When World War II ended in 1945 and the Baby Boom began the following year, the 30-year, fixed-rate mortgage became a cornerstone of society and led to unprecedented levels of homeownership.
This resilient home finance system should recover in a few years, some analysts say.
National Association of Realtors chief economist Lawrence Yun predicts home prices will keep falling in 2009 but could return to their 2006 peak in three years, not counting inflation.
He says the bubble largely was confined to four states — California, Nevada, Florida and Arizona. "People who bought at the peak in those states will need time for prices to recover, even up to five years," he says.

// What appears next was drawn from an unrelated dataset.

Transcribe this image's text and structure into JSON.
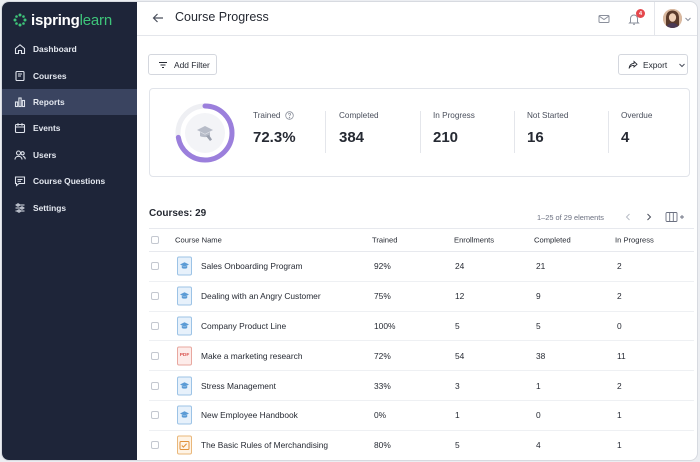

Yun says people who buy now "have much less risk of price declines and a great possibility of price gains."
The danger of rapidly falling home prices is that — similar to the Depression — potential buyers and lenders will stay away, fueling even sharper price declines.

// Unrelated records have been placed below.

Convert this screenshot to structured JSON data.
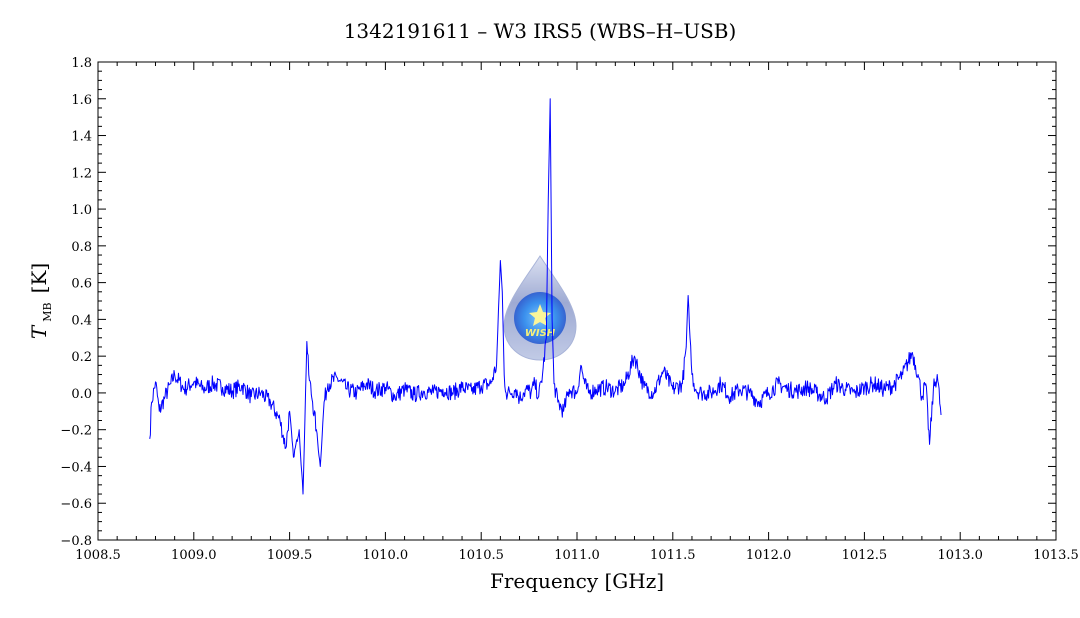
{
  "chart_data": {
    "type": "line",
    "title": "1342191611 – W3 IRS5 (WBS–H–USB)",
    "xlabel": "Frequency [GHz]",
    "ylabel_symbol": "T",
    "ylabel_subscript": "MB",
    "ylabel_unit": "[K]",
    "xlim": [
      1008.5,
      1013.5
    ],
    "ylim": [
      -0.8,
      1.8
    ],
    "x_ticks": [
      1008.5,
      1009.0,
      1009.5,
      1010.0,
      1010.5,
      1011.0,
      1011.5,
      1012.0,
      1012.5,
      1013.0,
      1013.5
    ],
    "x_tick_labels": [
      "1008.5",
      "1009.0",
      "1009.5",
      "1010.0",
      "1010.5",
      "1011.0",
      "1011.5",
      "1012.0",
      "1012.5",
      "1013.0",
      "1013.5"
    ],
    "y_ticks": [
      -0.8,
      -0.6,
      -0.4,
      -0.2,
      0.0,
      0.2,
      0.4,
      0.6,
      0.8,
      1.0,
      1.2,
      1.4,
      1.6,
      1.8
    ],
    "y_tick_labels": [
      "−0.8",
      "−0.6",
      "−0.4",
      "−0.2",
      "0.0",
      "0.2",
      "0.4",
      "0.6",
      "0.8",
      "1.0",
      "1.2",
      "1.4",
      "1.6",
      "1.8"
    ],
    "grid": false,
    "line_color": "#0000ff",
    "series": [
      {
        "x": [
          1008.77,
          1008.78,
          1008.8,
          1008.82,
          1008.85,
          1008.88,
          1008.9,
          1008.95,
          1009.0,
          1009.05,
          1009.1,
          1009.15,
          1009.2,
          1009.25,
          1009.3,
          1009.35,
          1009.4,
          1009.45,
          1009.48,
          1009.5,
          1009.52,
          1009.55,
          1009.57,
          1009.59,
          1009.6,
          1009.62,
          1009.64,
          1009.66,
          1009.68,
          1009.7,
          1009.75,
          1009.8,
          1009.85,
          1009.9,
          1009.95,
          1010.0,
          1010.05,
          1010.1,
          1010.15,
          1010.2,
          1010.25,
          1010.3,
          1010.35,
          1010.4,
          1010.45,
          1010.5,
          1010.55,
          1010.58,
          1010.6,
          1010.61,
          1010.62,
          1010.63,
          1010.65,
          1010.68,
          1010.7,
          1010.72,
          1010.74,
          1010.76,
          1010.78,
          1010.8,
          1010.82,
          1010.84,
          1010.85,
          1010.86,
          1010.87,
          1010.88,
          1010.9,
          1010.93,
          1010.96,
          1011.0,
          1011.02,
          1011.04,
          1011.06,
          1011.1,
          1011.15,
          1011.2,
          1011.25,
          1011.3,
          1011.35,
          1011.4,
          1011.45,
          1011.5,
          1011.55,
          1011.57,
          1011.58,
          1011.59,
          1011.6,
          1011.62,
          1011.65,
          1011.7,
          1011.75,
          1011.8,
          1011.85,
          1011.9,
          1011.95,
          1012.0,
          1012.05,
          1012.1,
          1012.15,
          1012.2,
          1012.25,
          1012.3,
          1012.35,
          1012.4,
          1012.45,
          1012.5,
          1012.55,
          1012.6,
          1012.65,
          1012.7,
          1012.75,
          1012.78,
          1012.8,
          1012.82,
          1012.84,
          1012.86,
          1012.88,
          1012.9
        ],
        "y": [
          -0.25,
          -0.05,
          0.06,
          -0.1,
          -0.02,
          0.05,
          0.1,
          0.02,
          0.06,
          0.02,
          0.05,
          0.03,
          0.01,
          0.04,
          -0.02,
          0.0,
          -0.05,
          -0.15,
          -0.3,
          -0.1,
          -0.35,
          -0.2,
          -0.55,
          0.28,
          0.1,
          -0.05,
          -0.2,
          -0.4,
          -0.05,
          0.05,
          0.08,
          0.02,
          0.0,
          0.05,
          0.01,
          0.03,
          -0.02,
          0.02,
          -0.01,
          0.01,
          0.0,
          0.02,
          0.0,
          0.03,
          0.01,
          0.04,
          0.05,
          0.15,
          0.72,
          0.55,
          0.1,
          0.0,
          0.0,
          0.02,
          -0.03,
          0.0,
          0.02,
          0.0,
          0.05,
          -0.02,
          0.1,
          0.3,
          1.05,
          1.6,
          0.4,
          0.05,
          -0.05,
          -0.1,
          0.02,
          0.0,
          0.15,
          0.05,
          0.0,
          0.02,
          0.03,
          0.01,
          0.05,
          0.2,
          0.03,
          0.0,
          0.12,
          0.02,
          0.05,
          0.25,
          0.53,
          0.3,
          0.1,
          0.02,
          0.0,
          0.0,
          0.05,
          -0.02,
          0.02,
          0.0,
          -0.05,
          0.0,
          0.05,
          0.02,
          0.01,
          0.03,
          0.0,
          -0.03,
          0.05,
          0.02,
          0.0,
          0.03,
          0.05,
          0.02,
          0.04,
          0.1,
          0.22,
          0.1,
          -0.02,
          0.05,
          -0.28,
          0.02,
          0.1,
          -0.12
        ]
      }
    ]
  },
  "logo": {
    "text": "WISH"
  }
}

During the housing boom, buyers expected prices to rise, so they were quick to buy, borrow and pay a premium. As prices drop, home buyers wait for better deals. says economist Dean Baker of the liberal Center for Economic Policy Research in Washington, D.C.
Lenders want bigger down payments to protect against the falling value of collateral. Homeowners lose equity, so they can't buy other houses. "Price declines can be a self-reinforcing mechanism," Wachter says.
An out-of-control price collapse would have dire consequences, Baker says. Even the most conservative banks would find themselves carrying portfolios of toxic mortgage loans.
If housing prices don't stabilize at traditional levels, financial troubles could spread everywhere — to credit cards, car loans and commercial mortgages, Baker says. "The waves of bad debt will just keep coming," he says.
Baker and Wachter want the U.S. government to take aggressive steps to help homeowners, not just financial institutions. They support expanding programs that restructure troubled mortgages to prevent a flood of foreclosed homes from coming on the market and driving prices below their traditional level.
Rick Wallick is an example of how even cautious borrowers can be hurt by a price collapse. He made a 35% down payment on his house and got a 15-year, fixed-rate mortgage at 5.75%.
Arizona's real estate mess wiped him out anyway. Now that he's in Oregon, he's renting out his Arizona house at a loss and can't afford to keep two homes.
Wallick's Arizona house is surrounded by countless foreclosed homes and empty lots. He told his mortgage company that his December payment will be his last. "It may ruin my credit rating, but I can still buy food," he says.
Shelley McComb used a no-money-down, interest-only ARM to pay $199,000 in December 2006 for a new three-bedroom home near Birmingham, Ala. The house's assessed value briefly rose to $225,000.
Now, she needs to move to Atlanta where her husband got a promotion. The McCombs put their home up for sale in March. After getting no offers, they dropped their price to $179,000. They'd settle for $160,000.
Shelley McComb, 30, who manages a doggie day care center, says, "I wish we'd rented."